On January 20th, 2009, just moments after Barack Obama was inaugurated to be the President of the United States, a group of Republican Senators and Representatives sat in the capitol and talked about their agenda over the next four years: to deny President Obama a second term. With that in mind, the GOP adopted a win at all costs strategy all before President Obama even stepped foot into the oval office. This strategy was centered in playing with a politics of fear mongering and hate that produced a candidate with an entire platform centered around fear mongering and hate.
The reason why this win at all costs strategy has not and will not work, is because Barack Obama wasn’t a candidate created by exploiting fear. He did what many a politician failed to do — he rooted his message in hope and change and sparked a movement behind him that was seemingly immune to fear. Barack Obama was not elected because people were scared of John McCain; he was elected because people were inspired. His brand of politics was designed to drive people away from the politics of hate, resulting in landslide victories in 2008 and 2012.
Regardless, this fear instilling style of politics planted seeds of hate around a country that was just waiting for a candidate to capitalize on them. I hate to say that Donald Trump was an inevitable candidate, but he was. The Republican party brand of politicking is to blame. The Republican party can talk all day long about how they want to beat Donald Trump. However, they created and continue to enable him. The GOP deserves Donald Trump, but please, spare the rest of us.
As a Democrat, I started out almost appreciating and relishing in Trump’s rhetoric. I’m a firm believer that Donald Trump was doing great things for our party — he still is — but the rhetoric has ceased to be entertaining and is now dangerous. For those of us who still think and vote with our brains and hearts in either party, Trump’s rhetoric is dangerous.
I’m not voting for Donald Trump, I am not voting for any Republican candidate in this election cycle, nor have I subscribed to the Republican politics of hate, yet I am still subjected to listen to his hate speech toward muslims, gays, women, immigrants, and veterans. Lately, those who were supposed to be the “reasonable voices” have even started talking about Donald Trump’s penis. We don’t deserve this.
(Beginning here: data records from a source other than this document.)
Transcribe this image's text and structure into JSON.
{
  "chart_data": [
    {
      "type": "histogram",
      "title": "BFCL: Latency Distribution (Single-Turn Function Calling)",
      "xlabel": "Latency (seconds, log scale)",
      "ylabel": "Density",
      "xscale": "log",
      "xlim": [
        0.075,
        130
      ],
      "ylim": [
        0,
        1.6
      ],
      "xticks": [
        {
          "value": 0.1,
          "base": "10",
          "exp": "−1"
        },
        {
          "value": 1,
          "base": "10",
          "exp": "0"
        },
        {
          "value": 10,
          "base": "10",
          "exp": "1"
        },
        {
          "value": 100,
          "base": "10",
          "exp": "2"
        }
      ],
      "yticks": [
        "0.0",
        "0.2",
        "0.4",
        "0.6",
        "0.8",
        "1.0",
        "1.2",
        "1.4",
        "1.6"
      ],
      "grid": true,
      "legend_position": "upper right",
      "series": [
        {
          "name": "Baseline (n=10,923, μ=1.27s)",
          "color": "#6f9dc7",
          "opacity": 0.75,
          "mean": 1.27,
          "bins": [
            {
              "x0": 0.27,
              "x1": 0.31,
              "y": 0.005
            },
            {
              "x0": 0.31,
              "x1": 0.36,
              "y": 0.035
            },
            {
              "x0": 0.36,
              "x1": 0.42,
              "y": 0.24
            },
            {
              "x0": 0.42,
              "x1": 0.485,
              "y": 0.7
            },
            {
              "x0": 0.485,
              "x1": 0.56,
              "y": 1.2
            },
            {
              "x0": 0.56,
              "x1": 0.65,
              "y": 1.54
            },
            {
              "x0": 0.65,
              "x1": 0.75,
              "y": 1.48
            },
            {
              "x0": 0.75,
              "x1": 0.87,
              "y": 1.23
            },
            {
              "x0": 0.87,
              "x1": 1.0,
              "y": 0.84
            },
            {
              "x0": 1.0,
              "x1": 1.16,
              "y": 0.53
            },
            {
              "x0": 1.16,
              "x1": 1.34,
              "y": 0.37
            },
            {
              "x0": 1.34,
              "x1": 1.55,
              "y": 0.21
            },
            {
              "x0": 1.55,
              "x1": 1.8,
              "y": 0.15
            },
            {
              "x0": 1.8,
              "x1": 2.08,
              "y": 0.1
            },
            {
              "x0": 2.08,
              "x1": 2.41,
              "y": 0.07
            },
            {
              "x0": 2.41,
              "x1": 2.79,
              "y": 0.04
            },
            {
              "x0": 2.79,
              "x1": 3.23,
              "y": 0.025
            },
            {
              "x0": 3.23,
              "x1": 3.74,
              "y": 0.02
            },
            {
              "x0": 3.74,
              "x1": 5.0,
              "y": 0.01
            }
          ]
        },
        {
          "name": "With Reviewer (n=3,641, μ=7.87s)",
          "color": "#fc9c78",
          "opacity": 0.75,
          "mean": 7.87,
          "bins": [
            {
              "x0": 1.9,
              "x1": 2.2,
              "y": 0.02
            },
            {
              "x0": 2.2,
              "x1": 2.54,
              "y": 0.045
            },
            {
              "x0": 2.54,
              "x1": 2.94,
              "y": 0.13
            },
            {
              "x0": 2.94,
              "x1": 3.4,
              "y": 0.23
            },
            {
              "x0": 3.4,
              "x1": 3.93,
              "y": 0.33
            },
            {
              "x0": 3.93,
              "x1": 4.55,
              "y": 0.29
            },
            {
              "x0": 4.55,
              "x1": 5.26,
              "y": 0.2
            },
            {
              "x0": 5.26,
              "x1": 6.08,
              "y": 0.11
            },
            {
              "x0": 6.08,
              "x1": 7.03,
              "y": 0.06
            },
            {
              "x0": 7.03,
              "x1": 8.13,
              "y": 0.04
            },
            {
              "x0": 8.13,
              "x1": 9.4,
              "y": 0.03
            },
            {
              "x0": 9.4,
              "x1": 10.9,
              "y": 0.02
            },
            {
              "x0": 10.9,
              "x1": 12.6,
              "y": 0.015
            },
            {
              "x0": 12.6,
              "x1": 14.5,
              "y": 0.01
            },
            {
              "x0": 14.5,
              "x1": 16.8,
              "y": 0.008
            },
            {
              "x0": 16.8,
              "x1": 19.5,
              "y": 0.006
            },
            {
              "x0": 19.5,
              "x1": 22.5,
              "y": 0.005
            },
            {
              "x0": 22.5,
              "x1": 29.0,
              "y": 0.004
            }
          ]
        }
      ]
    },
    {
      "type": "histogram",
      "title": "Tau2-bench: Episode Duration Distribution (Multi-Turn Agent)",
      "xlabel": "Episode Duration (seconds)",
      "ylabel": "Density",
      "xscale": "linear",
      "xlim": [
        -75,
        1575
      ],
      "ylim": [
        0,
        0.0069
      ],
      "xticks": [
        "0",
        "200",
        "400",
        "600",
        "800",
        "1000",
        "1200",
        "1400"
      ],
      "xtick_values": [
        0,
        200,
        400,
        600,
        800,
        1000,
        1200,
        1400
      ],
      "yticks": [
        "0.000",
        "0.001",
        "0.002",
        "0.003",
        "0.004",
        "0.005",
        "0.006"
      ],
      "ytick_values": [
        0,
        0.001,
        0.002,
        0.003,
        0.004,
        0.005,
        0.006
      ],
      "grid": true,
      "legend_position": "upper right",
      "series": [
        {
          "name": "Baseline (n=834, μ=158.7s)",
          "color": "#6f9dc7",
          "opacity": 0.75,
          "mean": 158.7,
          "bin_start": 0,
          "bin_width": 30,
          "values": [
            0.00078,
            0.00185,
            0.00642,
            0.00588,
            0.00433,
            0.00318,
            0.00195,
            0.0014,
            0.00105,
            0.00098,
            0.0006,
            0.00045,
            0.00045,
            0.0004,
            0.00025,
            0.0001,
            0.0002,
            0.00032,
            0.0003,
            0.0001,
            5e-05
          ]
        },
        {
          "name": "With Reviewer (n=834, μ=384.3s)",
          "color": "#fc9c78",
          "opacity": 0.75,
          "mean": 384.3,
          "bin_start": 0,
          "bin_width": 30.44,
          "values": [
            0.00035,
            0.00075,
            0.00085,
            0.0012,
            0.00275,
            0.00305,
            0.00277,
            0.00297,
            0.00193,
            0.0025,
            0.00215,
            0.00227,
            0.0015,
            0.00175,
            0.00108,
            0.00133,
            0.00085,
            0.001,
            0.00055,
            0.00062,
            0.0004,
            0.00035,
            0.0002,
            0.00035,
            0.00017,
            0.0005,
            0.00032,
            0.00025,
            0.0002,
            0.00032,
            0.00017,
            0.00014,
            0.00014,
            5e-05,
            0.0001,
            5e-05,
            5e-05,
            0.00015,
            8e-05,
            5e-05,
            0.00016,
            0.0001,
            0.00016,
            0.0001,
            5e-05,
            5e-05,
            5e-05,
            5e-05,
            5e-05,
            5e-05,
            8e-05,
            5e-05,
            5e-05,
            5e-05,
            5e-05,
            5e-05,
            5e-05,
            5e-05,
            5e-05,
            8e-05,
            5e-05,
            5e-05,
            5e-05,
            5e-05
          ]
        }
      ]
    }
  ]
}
Donald trump has left the Republican party looking for signs of life within itself. Trump has steamrolled through everything the GOP has thrown at him with no signs of Trump stopping anywhere. The truth of the matter is the party of Lincoln and Reagan is gone, not because Trump killed it, but because the Republican party has run so far away from its principles, that has allowed Trump to shake it to its core. The Republican Party has been long due for this rude awakening, but the rest of us do not.